Both during his studies and in his later career, when everything he did was a success, he discovered a disquieting gift in himself. While others called it his good fortune or his intelligence, he himself almost felt fear, as if he had received too much. We constantly find ourselves within an ever-changing system of elements in unceasing motion, and our defeats usually spring from ignorance of the rules according to which this motion unfolds. Karel had convinced himself that he could predict how the elements would behave, and into what new combinations they would arrange themselves. In the game with fate, he could see his opponent’s cards, as if they were transparent. A suspicion began to grow inside him, soon becoming a conviction, that his diligence and mechanical sense of duty had made him a dangerous psychopath, all the more so since his psychosis was hidden, unlike that of the more obvious lunatics running about with flowers in their hair. In other words, his gift was a payment, and by using it he had been forced to make a deal. But a deal with whom? There is no need to enter into his reasons; perhaps he wanted to suffer—anything to satisfy his desire for justice or decency.

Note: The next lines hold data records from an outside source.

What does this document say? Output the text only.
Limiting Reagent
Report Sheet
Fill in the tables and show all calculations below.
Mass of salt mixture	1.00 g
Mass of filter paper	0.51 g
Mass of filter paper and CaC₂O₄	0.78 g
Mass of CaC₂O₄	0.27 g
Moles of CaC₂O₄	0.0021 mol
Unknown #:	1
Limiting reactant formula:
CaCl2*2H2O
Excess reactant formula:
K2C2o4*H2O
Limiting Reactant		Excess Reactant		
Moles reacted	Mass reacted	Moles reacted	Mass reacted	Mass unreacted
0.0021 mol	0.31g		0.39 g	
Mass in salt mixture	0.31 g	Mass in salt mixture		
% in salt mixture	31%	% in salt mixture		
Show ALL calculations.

Let it suffice to say that he experienced recurring cycles of pain, not in his body, but still acute. It usually began as a gradual worsening of the state in which he permanently existed, accustomed to it as if to a nagging toothache. Certain signs warned him that an attack was approaching, and he was even able to calculate how many days it would take to arrive. It took the form of an inner trembling that rose to fever pitch, as if some unknown force were raging inside him, pulverizing him from within, lasting from two to three weeks on each occasion. If not for a supreme effort of will, he would have been incapable of anything but lying down and trying to find a position to appease his adversary—for instance, it helped to curl up into a ball and assume the fetal position. Yet Karel learned to impose on himself the normal conduct of his work, never giving himself away to those around him, which was such a difficult task that he admired himself for accomplishing it. The ever longer chain of these imperious acts of self-control produced an ever stronger discipline within him, and he thought of it as his secret, as his Samson’s mane.